Regie: Charles Chaplin
Dauer: 120 min

The Great Dictator muss damals ziemlich quer in der amerikanischen Filmlandschaft gestanden haben. Vergleicht man ihn mit anderen bekannten US-Kinowerken jener Zeit, dann findet man wohl auf Anhieb keines, das derart offen, direkt und erbarmungslos satirische Hiebe gegen ein real existierendes Staatsoberhaupt – oder irgendeine andere Person des öffentlichen Lebens – führte und dabei weitgehend auf die damals gängigen Konventionen von Komödie und Drama (strahlend schöner und/ oder smarter Held aus dem Upperclass-Milieu macht seinen Weg) verzichtete.
Statt dessen im Mittelpunkt: Ein freilaufender Irrer, dem zudem jegliche Intelligenz abgeht einerseits, andererseits ein armer Schlucker aus, der herumgeschubst wird.

Doch weist Chaplins Dictator mit seiner Unangepasstheit in die Zukunft des Kinos? Der Part im Ghetto greift die z.T. von Chaplin selbst etablierten Konventionen des Stummfilm (ärmliche Verhältnisse als Thema, gesellschaftliche Verlierer im Mittelpunkt) wieder auf und ist somit rückwärtsgewandt. Der Diktator-Teil ist da interessanter und bringt tatsächliche etwas Neues und Unerhörtes ins US-Kino ein: Satire. Chaplin stellt das Ziel seines Spotts praktisch unverhüllt in den Mittelpunkt des Films und reitet böse Attacken gegen Hitler, gegen dessen politische Unbedarftheit und seine manische Prunksucht. Einige Filmhistoriker attestieren Chaplin, mit diesem Film die Tür im sich gegenüber Deutschland neutral gebenden Amerika für weitere Anti-Nazi-Attacken aufgestossen zu haben. Zur Regel wurde das allerdings nicht; Chaplin hatte sich mit dem Dictator auch erbitterte Feinde innerhalb Hollywoods gemacht, die ihn bezichtigten, Amerikas Werte verraten zu haben.
So setzte sich die Politsatire im US-Film vorerst nicht wirklich durch, der Production Code wachte weiterhin über Werte und Verfehlungen in Hollywoods Filmen. Trotzdem dürfte The Great Dictator, der zu Chaplins bislang erfolgreichstem Film avancierte, Massstäbe für eine spätere Generation von US-Regisseuren gesetzt haben.

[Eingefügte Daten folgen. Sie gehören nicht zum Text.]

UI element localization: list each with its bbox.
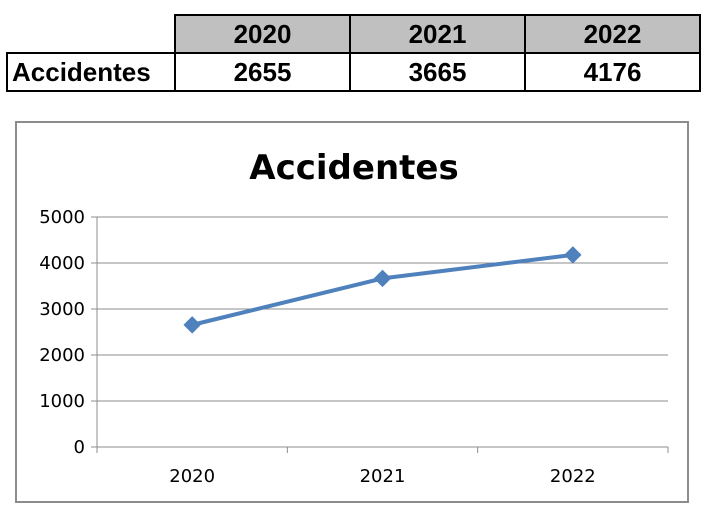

Doch, und einige Leser werden dieses doch bereits erwartet haben, doch aus der zeitlichen Distanz betrachtet greift Chaplins Spott angesichts seines Objektes und angesichts der menschlichen Katastrophe, die Adolf Hitler war und angerichtet hat, zu kurz und mutet geradezu hilflos an. Die Kernfrage ist: Kann, soll man einem Völkermörder und seinem mörderischen Apparat mit Satire begegnen? Ich persönlich meine nein und ich stosse mich an Chaplins Darstellung – nochmals: aus der zeitlichen Distanz heraus betrachtet. Satire deckt Misstände auf oder prangert diese an, indem sie satirisch überhöht werden. Adolf Hitler und sein Regime einen Missstand zu nennen, kommt einer Verniedlichung gleich.

Bei aller filmhistorischen Bedeutung vermag The Great Dictator künstlerisch nicht wirklich zu überzeugen. Er scheitert, wenn auch in Ehren, am hoch gesteckten Ziel, und daran, dass der Film dank der zwei disparat nebeneinander her laufenden Teile (rückwärtsgerichtete sentimentale Milieustudie und satirische Überhöhung) keine Einheit bilden und daran, dass Chaplin die beiden unvereinbaren Teile zu unguter Letzt in einem gewollten Kraftakt zusammenzuführen versucht, was in einer pathetischen, mit pathetischen Bildern unterlegten Rede naiven Inhalts gipfelt, die inhaltlich am Ziel vorbeischiesst und den Film so mit einer Peinlichkeit beschliesst.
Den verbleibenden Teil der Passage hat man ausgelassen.